I agree with this statement, but I'm ready to take public action about the exclusionary images Dr. Northrup uses in these graphics, and the way my criticisms about it have been ignored for months. These images are usually of white women and always skinny. Such imagery is alienating to women of different sizes and women of color (I am both). I'd welcome a response on this, Dr. Northrup, at reginarm24@gmail.com. Anyone else who wants to defend these graphics, thanks, but yours isn't the response I'm looking for.



Most women who responded to my post didn't like it, but you can see that I got three "likes," so I wasn't completely alone. Dr. Northrup, for the first time in almost a year, finally answered my ongoing criticism:

Hi, sweetie, when the Hay House artist first came Up with these stylized images years ago, I liked the look and feel Of them. They were never meant to depict Reality in any way.
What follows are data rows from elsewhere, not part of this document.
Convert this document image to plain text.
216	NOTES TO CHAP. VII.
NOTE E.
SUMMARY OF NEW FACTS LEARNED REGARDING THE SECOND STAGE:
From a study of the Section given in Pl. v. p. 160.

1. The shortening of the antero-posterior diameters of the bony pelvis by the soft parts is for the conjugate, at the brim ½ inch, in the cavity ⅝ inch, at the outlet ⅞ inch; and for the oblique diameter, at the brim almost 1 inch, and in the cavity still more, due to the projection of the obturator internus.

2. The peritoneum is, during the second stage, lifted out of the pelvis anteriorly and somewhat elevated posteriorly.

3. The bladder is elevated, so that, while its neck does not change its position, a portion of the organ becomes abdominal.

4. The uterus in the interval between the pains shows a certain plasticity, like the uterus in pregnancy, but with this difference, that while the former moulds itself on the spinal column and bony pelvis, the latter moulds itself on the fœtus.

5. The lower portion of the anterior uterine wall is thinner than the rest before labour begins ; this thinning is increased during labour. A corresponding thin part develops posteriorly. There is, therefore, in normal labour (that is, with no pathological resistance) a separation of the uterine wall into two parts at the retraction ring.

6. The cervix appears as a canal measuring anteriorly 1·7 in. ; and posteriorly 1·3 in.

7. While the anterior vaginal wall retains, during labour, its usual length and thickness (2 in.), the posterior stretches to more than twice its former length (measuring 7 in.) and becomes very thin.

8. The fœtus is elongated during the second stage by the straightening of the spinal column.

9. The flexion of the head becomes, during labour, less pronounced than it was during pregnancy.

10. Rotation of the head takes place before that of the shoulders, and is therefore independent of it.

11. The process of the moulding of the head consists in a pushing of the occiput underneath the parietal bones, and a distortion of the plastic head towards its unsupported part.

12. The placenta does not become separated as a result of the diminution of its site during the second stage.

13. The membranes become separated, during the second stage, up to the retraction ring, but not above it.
Just be interesting graphically. I totally get your point here. And so do many others. And at some point we'll probably change to something else. But for now, they're working for us. Please Know that your sentiments have Been heard and appreciated! Bless you!


Many women chimned in on this and none of them supported me. My response was:

Dr. Christiane Northrup, thank you for responding to me. All imagery is stylized, but do you not see how your skinny fantasy images enforce the dominant culture's belief that women are only healthy and beautiful if they are skinny? Or maybe you agree with that opinion. Your comfort with your skinny images make me suspect that you don't think fat women can also be beautiful and healthy. If that's true, then I'm very disappointed and will include this exchange when I talk to people about your wonderful books.


Dr. Northrup wrote back:

Well I am a huge fan of Melissa McCarthy if that means anything. Of course I don't believe that only tall impossibly skinny women can be healthy. Beauty takes so many forms.
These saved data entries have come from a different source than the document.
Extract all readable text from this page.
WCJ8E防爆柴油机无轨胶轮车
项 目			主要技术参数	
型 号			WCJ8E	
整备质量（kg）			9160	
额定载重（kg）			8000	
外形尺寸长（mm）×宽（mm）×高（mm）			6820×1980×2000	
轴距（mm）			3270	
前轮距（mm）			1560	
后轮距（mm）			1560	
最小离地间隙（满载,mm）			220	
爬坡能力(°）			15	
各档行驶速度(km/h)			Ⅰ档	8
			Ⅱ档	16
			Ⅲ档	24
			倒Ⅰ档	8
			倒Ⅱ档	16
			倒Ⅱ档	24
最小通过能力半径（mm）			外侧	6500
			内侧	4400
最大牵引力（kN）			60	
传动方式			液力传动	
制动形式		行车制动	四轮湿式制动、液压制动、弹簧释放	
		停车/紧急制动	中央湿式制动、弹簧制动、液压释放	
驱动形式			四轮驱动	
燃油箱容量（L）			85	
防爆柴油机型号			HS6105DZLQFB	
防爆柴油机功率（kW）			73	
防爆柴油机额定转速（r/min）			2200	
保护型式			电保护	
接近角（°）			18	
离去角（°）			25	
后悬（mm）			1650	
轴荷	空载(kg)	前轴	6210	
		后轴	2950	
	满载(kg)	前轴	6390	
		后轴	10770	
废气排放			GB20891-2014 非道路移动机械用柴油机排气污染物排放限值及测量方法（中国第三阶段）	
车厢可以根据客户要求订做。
I didn't bother to tell Dr. Northrup that no, it doesn't mean anything that she's a fan of Melissa McCarthy (damn). In the meantime, others weighed in, including with the response in the graphic above:

Enough of the racist crap Regina. Best you move along and stop TROLLING this profile before you get reported for harassment and hatred. Dr. Northrop does not owe you an explication on why she uses the pics she uses. Thank you Dr. Northrop for all you do to educate on here and all your books which I have them all.

More responses are below:


I felt real disappointment and hurt that so many people felt disgusted and angry with me for raising this point, although I'm sure I shouldn't have been. Dr. Northrup seems to have a very white-identifying Facebook community. I finally left it at this:

I am very disappointed by the lack of understanding from Dr. Northrup and the anger I've received from her followers. I have only tried to point out how the whiteness and skinniness of her images make me feel left out and ignored as a Mexican-American woman. Sadly (and I really do feel sad), there isn't much sympathy in the Northrup FB community for these issues of inclusion. Do you want a community where all women feel welcome or just some? If pointing out racial dynamics counts as "trolling" then I guess there's no room for me here.


I'm tempted to unlike her page, but I want to see if she makes any changes and, if she does, how long it takes. So I've decided to stay because I can't monitor the situation if I'm not there.